En la teoría monetaria clásica, si el dinero es neutro a largo plazo, ¿qué sentido tiene provocar artificialmente un 2% de pérdida anual de poder adquisitivo? Si eso no fuera suficiente, añadamos el hecho de que ese 2% acumulado destruye más de un 18% del valor de la moneda en apenas una década. Es decir, quien hoy cobra 1.000 euros, dentro de 10 años necesita 1.180 para mantener el mismo nivel de vida... si tiene suerte y su salario sube igual que el IPC. Y ya sabemos que eso no siempre ocurre. Y que la inflación es muy superior a veces. Y ojo, no entramos a cómo se calcula esa inflación, que sería otro artículo.
La inflación tiene consecuencias redistributivas. Favorece a los deudores frente a los acreedores, castiga el ahorro y premia el endeudamiento. Es decir: beneficia a los gobiernos altamente endeudados (casualidad, ¿verdad?) y a quienes viven del crédito barato, mientras empobrece lentamente al ahorrador prudente, al pensionista o al asalariado cuyo sueldo no se ajusta con la misma velocidad que los precios.
No es casualidad que los bancos centrales, cuya credibilidad depende en parte de mantener bajo control la inflación, hayan redefinido el éxito como “conseguir que los precios suban todos los años”. Como si ir perdiendo valor adquisitivo lentamente fuera un signo de estabilidad. Es como si el capitán del barco celebrara que el barco hace agua... pero no demasiada. La Escuela de Salamanca decía que era robar a los pobres en sus bolsillos (incluso defendieron el regicidio si se envilecía el real de vellón).

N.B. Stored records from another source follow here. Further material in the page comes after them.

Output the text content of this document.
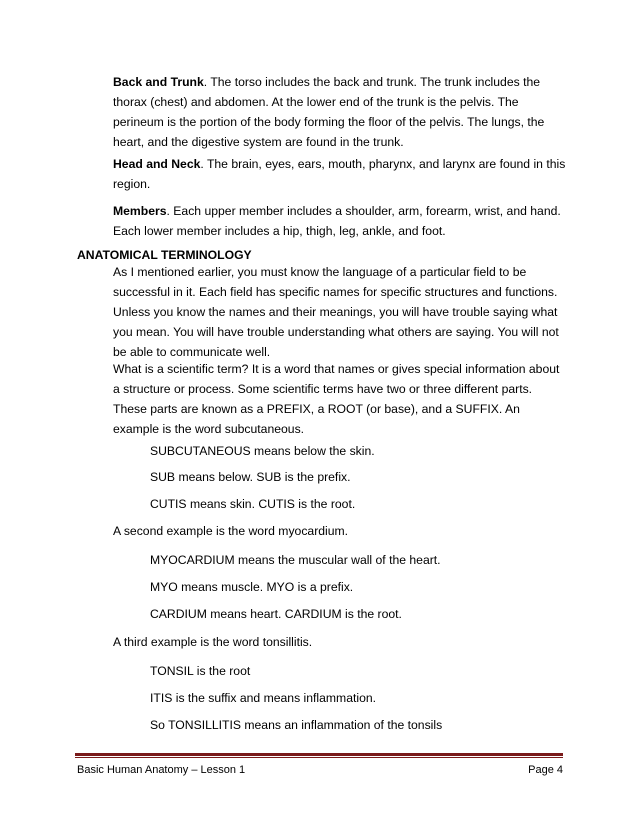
Back and Trunk. The torso includes the back and trunk. The trunk includes the thorax (chest) and abdomen. At the lower end of the trunk is the pelvis. The perineum is the portion of the body forming the floor of the pelvis. The lungs, the heart, and the digestive system are found in the trunk.

Head and Neck. The brain, eyes, ears, mouth, pharynx, and larynx are found in this region.

Members. Each upper member includes a shoulder, arm, forearm, wrist, and hand. Each lower member includes a hip, thigh, leg, ankle, and foot.

ANATOMICAL TERMINOLOGY

As I mentioned earlier, you must know the language of a particular field to be successful in it. Each field has specific names for specific structures and functions. Unless you know the names and their meanings, you will have trouble saying what you mean. You will have trouble understanding what others are saying. You will not be able to communicate well.

What is a scientific term? It is a word that names or gives special information about a structure or process. Some scientific terms have two or three different parts. These parts are known as a PREFIX, a ROOT (or base), and a SUFFIX. An example is the word subcutaneous.

SUBCUTANEOUS means below the skin.

SUB means below. SUB is the prefix.

CUTIS means skin. CUTIS is the root.

A second example is the word myocardium.

MYOCARDIUM means the muscular wall of the heart.

MYO means muscle. MYO is a prefix.

CARDIUM means heart. CARDIUM is the root.

A third example is the word tonsillitis.

TONSIL is the root

ITIS is the suffix and means inflammation.

So TONSILLITIS means an inflammation of the tonsils

Basic Human Anatomy – Lesson 1	Page 4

¿Sería tan terrible tener una inflación del 0%? ¿Acaso el progreso requiere que los precios suban? Más bien al contrario. En sectores donde hay aumentos de productividad reales —tecnología, electrónica, transporte— los precios tienden a bajar, y eso no impide que sigan creciendo y creando empleo. La obsesión por evitar la deflación a toda costa se basa en el temor a una espiral negativa que, salvo en entornos de deuda excesiva, no tiene por qué producirse.
Además, si aceptamos que el dinero es un medio de intercambio y reserva de valor, lo lógico sería que conservara su poder adquisitivo en el tiempo. Es decir, que su inflación fuera cero o incluso levemente negativa si la productividad lo permite.
Quizá haya llegado el momento de dejar de tratar el 2% como un tótem incuestionable y empezar a abordarlo como lo que es: una convención absurda, que quizá ya no responde ni a las necesidades actuales ni a los principios económicos. El progreso financiero empieza por atreverse a pensar de forma independiente, incluso —o sobre todo— frente a lo que todo el mundo repite como mantra.
Y tú, como inversor, como ahorrador, como ciudadano ¿no preferirías que tu dinero valiera lo mismo dentro de diez años que hoy? ¿No preferirías que a la rentabilidad de tus inversiones le pudieses sumar la apreciación del poder adquisitivo de la moneda?